What Next? Dept

October 23, 2006

Here’s a Slate article about some so-called new research that wonders whether imperialism wasn’t so bad for the colonies after all.

Feyrer and Sacedote’s key findings are that the longer one of the islands spent as a colony, the higher its present-day living standards and the lower its infant mortality rate. Each additional century of European colonization is associated with a 40 percent boost in income today and a reduction in infant mortality of 2.6 deaths per 1,000 births….

So, what did the Europeans do right? The authors conclude that there’s no simple answer. The most plausible mechanisms include trade, education, and democratic government. When the study directly measures these factors, some of them help to explain income differences among islands—for example, the places that traded only basic agricultural products in colonial times now have lower living standards. But even after accounting for these concrete determinants, longer European colonization has some extra pro-growth effect. Exposure to European colonizers, it appears, benefits living standards for reasons apart from the direct effects of government, education, and markets.

And guess what? There’s a little hierarchy of colonisers in terms of their ‘beneficial impact’:
the islands that are best off, in terms of income growth, are the ones that were colonized by the United States—as in Guam and Puerto Rico.
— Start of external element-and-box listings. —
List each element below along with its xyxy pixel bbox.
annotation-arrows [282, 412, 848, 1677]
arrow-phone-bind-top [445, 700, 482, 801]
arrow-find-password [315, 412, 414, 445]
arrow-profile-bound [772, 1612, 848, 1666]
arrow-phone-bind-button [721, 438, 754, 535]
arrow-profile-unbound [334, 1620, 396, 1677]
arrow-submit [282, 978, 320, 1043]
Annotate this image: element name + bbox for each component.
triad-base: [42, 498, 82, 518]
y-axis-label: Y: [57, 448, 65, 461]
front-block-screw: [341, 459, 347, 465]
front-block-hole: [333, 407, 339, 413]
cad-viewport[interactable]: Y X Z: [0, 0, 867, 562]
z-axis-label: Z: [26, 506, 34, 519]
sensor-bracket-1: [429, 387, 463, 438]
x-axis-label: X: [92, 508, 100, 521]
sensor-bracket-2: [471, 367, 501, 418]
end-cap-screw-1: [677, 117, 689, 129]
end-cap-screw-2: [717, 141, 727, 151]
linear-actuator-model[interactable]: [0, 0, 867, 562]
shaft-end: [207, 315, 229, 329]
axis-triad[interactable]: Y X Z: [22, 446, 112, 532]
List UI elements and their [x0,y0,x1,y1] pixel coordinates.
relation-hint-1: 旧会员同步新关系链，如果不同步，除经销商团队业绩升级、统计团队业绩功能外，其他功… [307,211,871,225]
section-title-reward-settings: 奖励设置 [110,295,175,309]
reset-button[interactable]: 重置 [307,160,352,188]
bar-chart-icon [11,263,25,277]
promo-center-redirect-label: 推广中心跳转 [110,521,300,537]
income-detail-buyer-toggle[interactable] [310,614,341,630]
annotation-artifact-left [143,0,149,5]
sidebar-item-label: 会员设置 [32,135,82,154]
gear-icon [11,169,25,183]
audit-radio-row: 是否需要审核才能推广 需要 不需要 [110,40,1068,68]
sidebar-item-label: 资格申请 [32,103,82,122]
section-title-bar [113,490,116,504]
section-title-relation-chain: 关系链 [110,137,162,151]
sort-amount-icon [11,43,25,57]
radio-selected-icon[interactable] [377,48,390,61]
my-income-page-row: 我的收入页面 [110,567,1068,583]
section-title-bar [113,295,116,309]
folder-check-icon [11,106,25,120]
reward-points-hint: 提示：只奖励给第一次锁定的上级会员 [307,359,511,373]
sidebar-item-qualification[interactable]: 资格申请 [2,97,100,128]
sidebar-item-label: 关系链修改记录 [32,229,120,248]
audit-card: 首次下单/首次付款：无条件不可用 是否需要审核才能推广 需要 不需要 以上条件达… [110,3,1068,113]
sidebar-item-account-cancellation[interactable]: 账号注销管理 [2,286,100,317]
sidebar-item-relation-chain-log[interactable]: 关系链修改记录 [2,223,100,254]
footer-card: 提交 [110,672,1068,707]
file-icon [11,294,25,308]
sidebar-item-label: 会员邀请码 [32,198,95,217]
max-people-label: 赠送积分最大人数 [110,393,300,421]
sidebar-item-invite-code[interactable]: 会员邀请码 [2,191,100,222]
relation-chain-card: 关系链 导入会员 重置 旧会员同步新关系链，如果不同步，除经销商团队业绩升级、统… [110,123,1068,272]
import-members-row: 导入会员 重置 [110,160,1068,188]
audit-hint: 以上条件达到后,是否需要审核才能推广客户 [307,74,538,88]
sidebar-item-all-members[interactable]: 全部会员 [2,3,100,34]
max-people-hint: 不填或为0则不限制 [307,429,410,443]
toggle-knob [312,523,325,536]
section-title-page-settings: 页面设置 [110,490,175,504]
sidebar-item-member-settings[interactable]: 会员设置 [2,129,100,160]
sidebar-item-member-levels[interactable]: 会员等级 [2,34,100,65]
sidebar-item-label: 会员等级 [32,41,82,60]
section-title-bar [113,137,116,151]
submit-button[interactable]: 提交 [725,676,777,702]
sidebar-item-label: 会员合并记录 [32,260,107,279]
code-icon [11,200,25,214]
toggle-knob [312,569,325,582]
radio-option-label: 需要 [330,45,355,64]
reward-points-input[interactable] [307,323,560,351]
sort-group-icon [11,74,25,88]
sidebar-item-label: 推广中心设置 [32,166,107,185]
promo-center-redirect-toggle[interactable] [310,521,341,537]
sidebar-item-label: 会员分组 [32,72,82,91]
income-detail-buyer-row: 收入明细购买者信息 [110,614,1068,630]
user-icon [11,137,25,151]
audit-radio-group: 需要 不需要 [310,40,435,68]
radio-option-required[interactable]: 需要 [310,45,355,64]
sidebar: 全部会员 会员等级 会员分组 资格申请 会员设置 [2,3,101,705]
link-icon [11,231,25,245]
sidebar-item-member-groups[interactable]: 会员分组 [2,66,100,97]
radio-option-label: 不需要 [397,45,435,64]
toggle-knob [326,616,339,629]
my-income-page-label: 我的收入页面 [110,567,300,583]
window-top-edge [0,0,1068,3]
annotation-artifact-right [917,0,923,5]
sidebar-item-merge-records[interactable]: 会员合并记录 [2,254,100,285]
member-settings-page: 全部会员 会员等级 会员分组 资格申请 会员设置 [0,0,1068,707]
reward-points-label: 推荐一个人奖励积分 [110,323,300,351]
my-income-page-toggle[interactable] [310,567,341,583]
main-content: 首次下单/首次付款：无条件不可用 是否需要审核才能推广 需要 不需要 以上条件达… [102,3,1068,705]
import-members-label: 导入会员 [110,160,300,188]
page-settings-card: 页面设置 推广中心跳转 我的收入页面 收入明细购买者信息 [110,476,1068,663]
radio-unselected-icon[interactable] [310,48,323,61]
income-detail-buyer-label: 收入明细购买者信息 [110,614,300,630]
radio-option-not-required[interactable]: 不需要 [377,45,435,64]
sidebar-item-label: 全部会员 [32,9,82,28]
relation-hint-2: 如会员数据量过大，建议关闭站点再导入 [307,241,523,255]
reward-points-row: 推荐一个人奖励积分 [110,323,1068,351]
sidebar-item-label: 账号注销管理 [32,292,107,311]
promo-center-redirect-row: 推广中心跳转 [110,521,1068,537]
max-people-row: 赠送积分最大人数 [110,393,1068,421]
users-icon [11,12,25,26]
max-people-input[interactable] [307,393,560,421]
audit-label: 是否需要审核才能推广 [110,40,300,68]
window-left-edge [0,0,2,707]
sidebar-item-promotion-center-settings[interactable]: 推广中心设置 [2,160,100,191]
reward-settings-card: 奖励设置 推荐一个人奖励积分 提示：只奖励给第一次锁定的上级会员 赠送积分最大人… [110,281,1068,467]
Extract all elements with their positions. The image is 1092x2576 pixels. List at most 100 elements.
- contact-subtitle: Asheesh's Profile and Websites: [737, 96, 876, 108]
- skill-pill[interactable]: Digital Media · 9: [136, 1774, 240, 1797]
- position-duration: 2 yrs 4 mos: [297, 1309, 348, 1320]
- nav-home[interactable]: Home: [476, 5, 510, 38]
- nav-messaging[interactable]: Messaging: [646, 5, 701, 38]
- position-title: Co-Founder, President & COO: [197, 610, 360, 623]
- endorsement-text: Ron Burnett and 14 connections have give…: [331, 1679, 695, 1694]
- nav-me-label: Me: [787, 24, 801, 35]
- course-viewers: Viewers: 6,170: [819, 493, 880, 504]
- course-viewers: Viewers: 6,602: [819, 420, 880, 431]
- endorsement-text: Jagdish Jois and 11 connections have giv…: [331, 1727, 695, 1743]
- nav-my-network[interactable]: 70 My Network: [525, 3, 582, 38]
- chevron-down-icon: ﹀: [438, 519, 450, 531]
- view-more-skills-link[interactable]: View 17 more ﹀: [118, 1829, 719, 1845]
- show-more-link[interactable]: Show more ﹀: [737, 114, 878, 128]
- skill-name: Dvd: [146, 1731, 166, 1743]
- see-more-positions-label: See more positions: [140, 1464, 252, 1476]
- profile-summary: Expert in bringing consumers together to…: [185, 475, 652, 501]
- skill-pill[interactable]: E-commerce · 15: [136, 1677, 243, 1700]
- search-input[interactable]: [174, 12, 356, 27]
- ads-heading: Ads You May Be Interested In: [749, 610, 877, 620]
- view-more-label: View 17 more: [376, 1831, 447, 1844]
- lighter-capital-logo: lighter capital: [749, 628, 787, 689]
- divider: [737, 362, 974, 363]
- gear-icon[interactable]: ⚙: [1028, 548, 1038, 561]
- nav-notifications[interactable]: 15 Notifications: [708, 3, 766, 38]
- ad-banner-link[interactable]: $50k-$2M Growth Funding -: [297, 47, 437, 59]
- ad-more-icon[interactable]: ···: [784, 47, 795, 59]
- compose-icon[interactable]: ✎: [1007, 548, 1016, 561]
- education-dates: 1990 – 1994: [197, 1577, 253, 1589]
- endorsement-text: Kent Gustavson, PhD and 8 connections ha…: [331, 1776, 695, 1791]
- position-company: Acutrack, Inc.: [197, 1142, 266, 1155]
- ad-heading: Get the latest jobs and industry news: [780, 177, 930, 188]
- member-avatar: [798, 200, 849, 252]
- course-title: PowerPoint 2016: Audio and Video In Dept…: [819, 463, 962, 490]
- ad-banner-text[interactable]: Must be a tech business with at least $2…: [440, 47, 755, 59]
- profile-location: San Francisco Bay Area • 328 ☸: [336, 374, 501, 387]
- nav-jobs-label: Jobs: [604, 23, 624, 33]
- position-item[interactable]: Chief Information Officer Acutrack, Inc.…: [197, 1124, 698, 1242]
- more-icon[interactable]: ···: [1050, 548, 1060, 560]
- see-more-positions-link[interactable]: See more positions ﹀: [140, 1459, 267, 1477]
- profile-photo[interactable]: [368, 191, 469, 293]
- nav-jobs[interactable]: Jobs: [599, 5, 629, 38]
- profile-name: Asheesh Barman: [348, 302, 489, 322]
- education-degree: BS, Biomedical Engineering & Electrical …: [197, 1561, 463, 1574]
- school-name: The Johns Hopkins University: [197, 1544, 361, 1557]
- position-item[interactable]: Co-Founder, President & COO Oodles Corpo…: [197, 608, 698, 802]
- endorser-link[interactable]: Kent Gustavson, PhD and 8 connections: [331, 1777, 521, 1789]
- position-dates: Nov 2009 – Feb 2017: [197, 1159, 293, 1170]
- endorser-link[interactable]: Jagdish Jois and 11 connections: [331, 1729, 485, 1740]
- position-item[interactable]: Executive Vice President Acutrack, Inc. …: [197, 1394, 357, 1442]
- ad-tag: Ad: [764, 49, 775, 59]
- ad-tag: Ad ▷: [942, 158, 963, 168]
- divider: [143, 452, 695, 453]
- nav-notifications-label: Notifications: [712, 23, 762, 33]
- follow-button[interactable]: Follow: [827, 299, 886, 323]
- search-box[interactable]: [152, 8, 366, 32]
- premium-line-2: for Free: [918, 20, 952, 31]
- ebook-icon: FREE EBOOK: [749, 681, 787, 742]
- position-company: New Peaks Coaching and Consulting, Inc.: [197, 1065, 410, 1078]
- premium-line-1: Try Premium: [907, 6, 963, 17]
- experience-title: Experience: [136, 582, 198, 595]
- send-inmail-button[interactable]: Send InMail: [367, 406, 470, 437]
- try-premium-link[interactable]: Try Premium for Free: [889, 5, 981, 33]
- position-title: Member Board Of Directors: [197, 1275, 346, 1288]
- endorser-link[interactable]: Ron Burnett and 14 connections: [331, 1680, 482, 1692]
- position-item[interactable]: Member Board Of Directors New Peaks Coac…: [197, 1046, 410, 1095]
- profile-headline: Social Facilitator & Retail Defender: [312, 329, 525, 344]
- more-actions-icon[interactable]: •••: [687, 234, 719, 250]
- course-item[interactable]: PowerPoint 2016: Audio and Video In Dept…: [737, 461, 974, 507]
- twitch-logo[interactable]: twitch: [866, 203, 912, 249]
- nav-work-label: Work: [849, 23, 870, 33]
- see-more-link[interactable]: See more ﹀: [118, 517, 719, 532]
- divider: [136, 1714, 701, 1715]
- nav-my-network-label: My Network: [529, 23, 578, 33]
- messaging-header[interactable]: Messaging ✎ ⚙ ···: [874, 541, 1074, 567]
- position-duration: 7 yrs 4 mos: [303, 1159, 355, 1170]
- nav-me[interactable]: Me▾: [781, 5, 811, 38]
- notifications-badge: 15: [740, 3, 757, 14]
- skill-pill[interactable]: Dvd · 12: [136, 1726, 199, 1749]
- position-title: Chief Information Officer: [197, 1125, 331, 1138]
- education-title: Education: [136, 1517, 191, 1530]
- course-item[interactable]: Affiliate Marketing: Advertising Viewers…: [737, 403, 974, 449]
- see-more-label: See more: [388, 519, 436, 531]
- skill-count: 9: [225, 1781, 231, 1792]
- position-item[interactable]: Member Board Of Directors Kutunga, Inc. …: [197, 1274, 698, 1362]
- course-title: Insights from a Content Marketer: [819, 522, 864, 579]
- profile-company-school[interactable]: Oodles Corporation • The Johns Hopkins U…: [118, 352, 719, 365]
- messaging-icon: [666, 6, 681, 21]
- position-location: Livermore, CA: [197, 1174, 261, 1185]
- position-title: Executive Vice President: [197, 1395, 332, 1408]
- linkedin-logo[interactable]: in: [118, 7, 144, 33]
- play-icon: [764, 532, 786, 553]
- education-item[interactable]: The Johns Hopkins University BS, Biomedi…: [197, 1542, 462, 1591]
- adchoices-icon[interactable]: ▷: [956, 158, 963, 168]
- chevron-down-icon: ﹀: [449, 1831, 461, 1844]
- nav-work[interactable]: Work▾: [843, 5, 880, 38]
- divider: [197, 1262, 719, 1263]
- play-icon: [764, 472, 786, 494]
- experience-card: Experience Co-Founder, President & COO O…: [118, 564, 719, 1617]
Next best is time spent as a Dutch, British, or French colony. At the bottom are the countries colonized by the Spanish and especially the Portuguese.
As for the conclusion of the Slate article -
There is no disputing that thousands died in the wake of European explorers’ discovery of the New World. That’s bad. But we can still give a small cheer for Columbus, because European colonization brought riches in its wake.
- here’s one of the responses, from the Fray:
It’s like deciding to cheer the development of Hollywood because the Holocaust gave us all those nice Jewish-American directors.